Besides this, learned counsel representing the appellant-Insurance Company stated that the learned Tribunal below has awarded amounts on account of loss of consortium and loss of estate to claimant No.1 and funeral expenses, which are on higher side. 12. In view of the law laid down in Pranay Sethi (supra) claimants are entitled to following amounts under conventional heads: 1. Loss of consortium (petitioner No.1) Rs.40,000 2. Loss of estate Rs.15,000 3. Funeral expenses Rs.15,000 13. Applying the ratio of law laid down in the judgment supra and parameters laid down, no amounts could have been awarded by the learned Tribunal below under the head of loss of love of affection and as such, impugned award deserves to be set aside to that extent.
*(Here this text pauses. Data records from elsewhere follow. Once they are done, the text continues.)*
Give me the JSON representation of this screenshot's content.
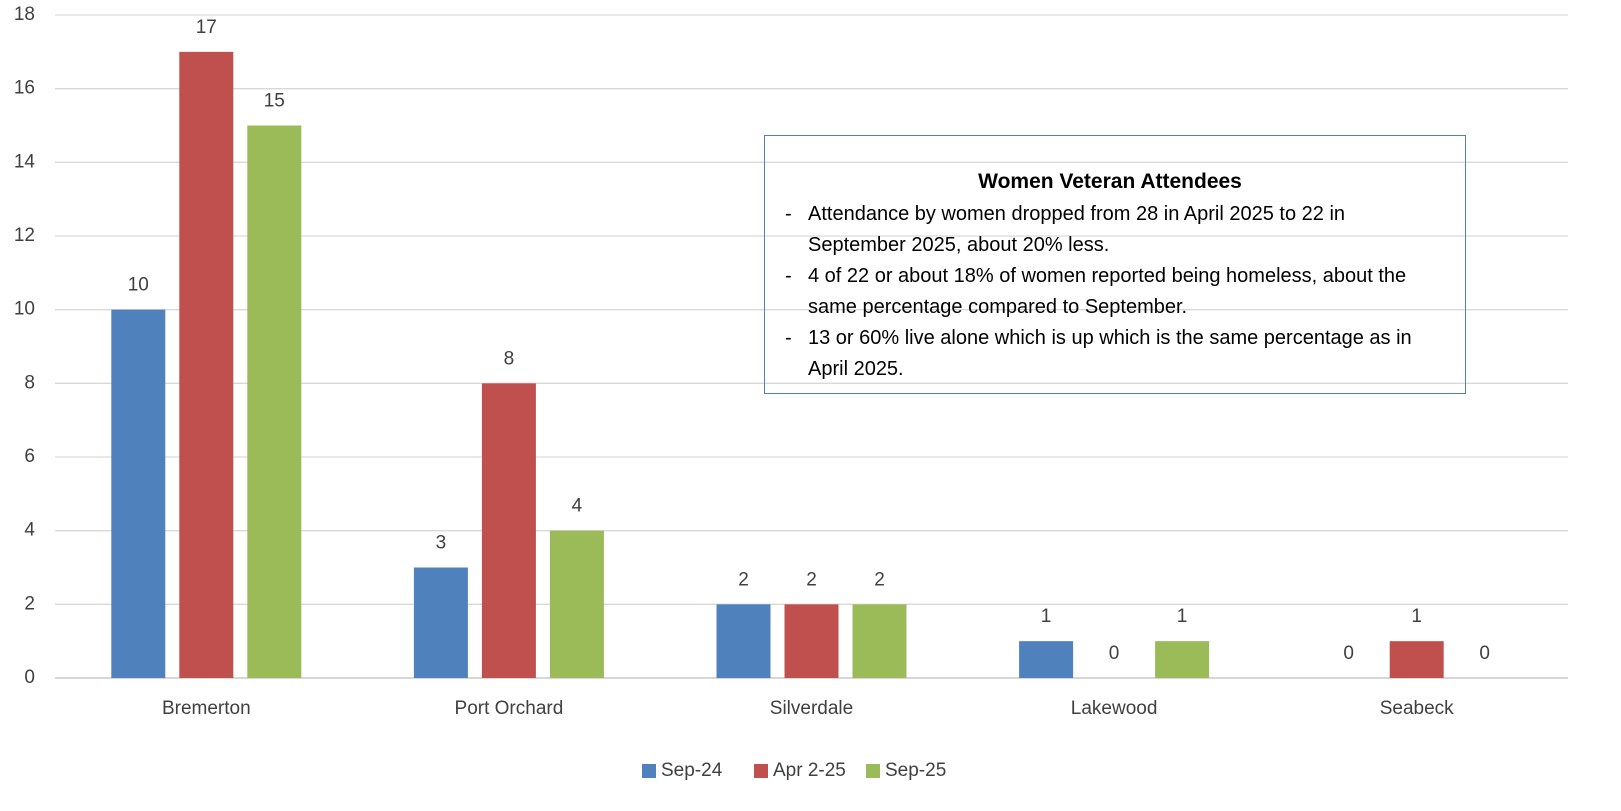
{
  "chart_data": {
    "type": "bar",
    "categories": [
      "Bremerton",
      "Port Orchard",
      "Silverdale",
      "Lakewood",
      "Seabeck"
    ],
    "series": [
      {
        "name": "Sep-24",
        "color": "#4f81bd",
        "values": [
          10,
          3,
          2,
          1,
          0
        ]
      },
      {
        "name": "Apr 2-25",
        "color": "#c0504d",
        "values": [
          17,
          8,
          2,
          0,
          1
        ]
      },
      {
        "name": "Sep-25",
        "color": "#9bbb59",
        "values": [
          15,
          4,
          2,
          1,
          0
        ]
      }
    ],
    "ylim": [
      0,
      18
    ],
    "yticks": [
      0,
      2,
      4,
      6,
      8,
      10,
      12,
      14,
      16,
      18
    ],
    "grid": true,
    "legend": "bottom",
    "annotation": {
      "title": "Women Veteran Attendees",
      "bullets": [
        "Attendance by women dropped from 28 in April 2025 to 22 in September 2025, about 20% less.",
        "4 of 22 or about 18% of women reported being homeless, about the same percentage compared to September.",
        "13 or 60% live alone which is up which is the same percentage as in April 2025."
      ]
    }
  }
}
However, there is no illegality with the multiplier applied by learned Tribunal below i.e. 17 and further the rate of interest awarded by it. 14. Consequently, in view of aforesaid modification made herein above, claimants are held entitled to following amounts under various heads: 1. Compensation on account of loss of income of deceased = 19,27,800 2. Loss of consortium to petitioner No.1 being wife = 40,000 3. Loss of estate = 15,000 4. Funeral expense = 15,000 Total = 19,97,800 15. Apportionment of amount of compensation shall be as under: Claimant No. 1 Rs.8,00,000 Claimant No.2 Rs.4,00,000 Claimant No.3 Rs.4,00,000 Claimant No.4 Rs.3,97,800 16. Consequently, in view of detailed discussion made herein above and law laid down by the Hon'ble Apex Court, present appeal is partly allowed and Award dated 5.7.2016 passed by learned Motor Accident Claims Tribunal-II, Solan, District Solan, H.P. camp at Nalagarh in M.A.C. Petition No. 27-NL/2 of 2012, is modified to the above extent only. Pending applications, if any, are disposed of. Interim directions, if any, are also vacated.